Dolar (USD)
35.18
Euro (EUR)
36.53
Gram Altın
2966.40
BIST 100
9724.5
02:17 İMSAK'A
KALAN SÜRE
06 Aralık 2016

'Son Dakika!' ülkesiyiz

Sıfır sorun diye bir şey yok, biliyoruz. Mükemmeliyet; en az kusur demektir. Kusursuz olamıyoruz. Fakat daha az kusurlu olabiliriz. Bu mümkün! Bir hedef olarak ütopyayı seçmedik tamam. Fakat drama, trajediye de rıza gösteremeyiz. Mutlak anlamda hayata, öncelikle insan hayatına, kendimize ve birbirimize verdiğimiz değeri derin bir ilim, ahlak ve hukuk çatısı altında göstermek bizim geleneğimizdi. Barış ve esenliğin geleneği. Bizde hayat kesintisizdi. Ölümden önce de var olandır/, sonra olduğu gibi... Arzı topuklamadan, rüzgara karşı dimdik durmadan ebedi istirahat edemeyiz. Ölümü değil, doğumu müjdeleriz. Şehitlikten önce şahitlik etmeyi isteriz. Yaşama sevincimiz birbirimizi yaşatma sevincimizden ileri gelir.

Bize göre dünya, cennetin arifesi! (Olmalı) Cennet: kesin geleceğimiz. Şimdilik hayalimiz. Fakat yüksek yaylalarına layık bir sıçrama tahtasını, yani; şimdi'yi, dünyayı imar ve inşa eden bir deli hayal...

Üzgünüm. Hayalimiz; duamız için gereken fiili, öncül çabalardan, şimdinin güzelleştirilmesi gerçekliğinden uzağız...

Bir "Son Dakika!" ülkesiyiz. İletişim imkanları acziyetimizle alay etmekte sanki. Sadece gücümüzün sınırlarına erişebilseydik iyiydi ya. Haberleri seyrederken, uzak yakın erişemeyeceğimiz her olay mahalline koşan hayali mahşeriz. Oradan geçerken heyecan içinde bir sokak hadisesine hiç bir şey yapamadan takılan birilerinin binlercesiyiz... Tam davranacağız. Elimiz kolumuz mesafelere bağlı. Dolu. Kaşık, bardak, klavye. Her ne işle meşgulsek kamusu, meydanıyla topyekun dünyayı evimizin ortasına dökülmüş buluyoruz. Pek çok gerekli, iyi, ilginç, şeylerin yanı sıra uzak ülkeler, yabancı insanlar, farklı hayatlar, bin bir çeşit keder, hikaye, gerçek bir hayatın karesinden, savaş suçundan veya barışın göbeğindeki sorumsuzluklardan, ihmaller, toplu ölümler var...Cenazeler akını. Törenlerde annesiz, babasız, kardeşsiz kaldığını henüz anlayamamış, aniden kadere dalmış ta vurgun yemiş yüzler... Sanki cehennem, ateşini giyinmiş te ülke ülke, sokak sokak dünyaya yaklaşıyor.

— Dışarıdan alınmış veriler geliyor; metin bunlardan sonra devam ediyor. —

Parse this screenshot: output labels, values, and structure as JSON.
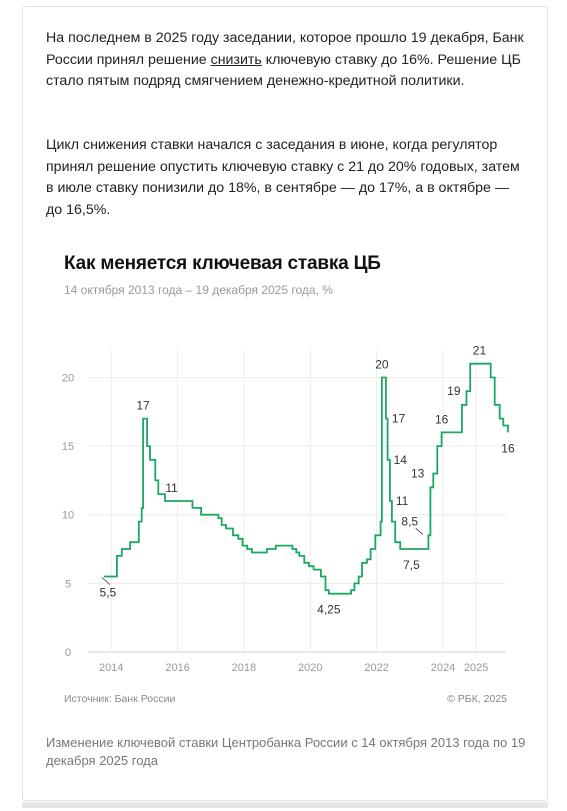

Bizzat suçlu olduğumuz ölümler var!

Tam bir parça sakinleştik dediğimiz anda bir "Son dakika!" Ve ardından halkının başına toplanmış devlet erkanı.
Lütfen! Bütün kurumlarınızla sorunun başında yer almayınız! Sorun ortaya çıkmazdan evvel, hayatın, olayların kendilerine has ve devlete düşen tedbir kısmında orada mıydınız?", siz asıl ondan haber verin! Ki zaten vakitlice, yasama-yürütme-yargı yaptırımıyla orada olsaydınız şimdi burada, gözleriniz yere çakılmış olarak bulunmazdınız. Devletin gözleri böyle yere inmez ve halkı ile göz göze gelemeyen bir devlet durumuna düşmezdi. Gerçi ekran; hayatın bir parça soğutulmuş halinden mamul bir koridor, bir berzah çekiyor aramıza. Fakat esas olay mahallinde, ateşin düştüğü yerin yüz ve gözlerine nasıl bakabildiğinizi merak ediyoruz.

Bunları devlete karşı böyle söylemesi kolay. Hem suçlu hem güçlü olması. Kapıları çarpıp ergence çıkıp gitmesi meselenin içinden... Fakat ya millet olarak biz? Bize kim ne desin?

Milletin birer ferdi olarak çoğu konuda yeterince sorumlu ve bilinçli bir tutum sergilemediğimizi ve bu nedenle devletin gözlerine baka bilecek durumda olmadığımızı düşünüyorum. En basitinden evlerimizde, şahsi alanlarımızda sağlığımız açısından tedbir odaklı yaşadığımız söylenebilir mi? Kamusal alanlar için sorgulama bilincimizin yerini sorumsuzluktan ileri gelen güvenimiz alıyor. Kendimizden, bilinçsizliğimizden ve sorumsuzluğumuzdan güvende değiliz.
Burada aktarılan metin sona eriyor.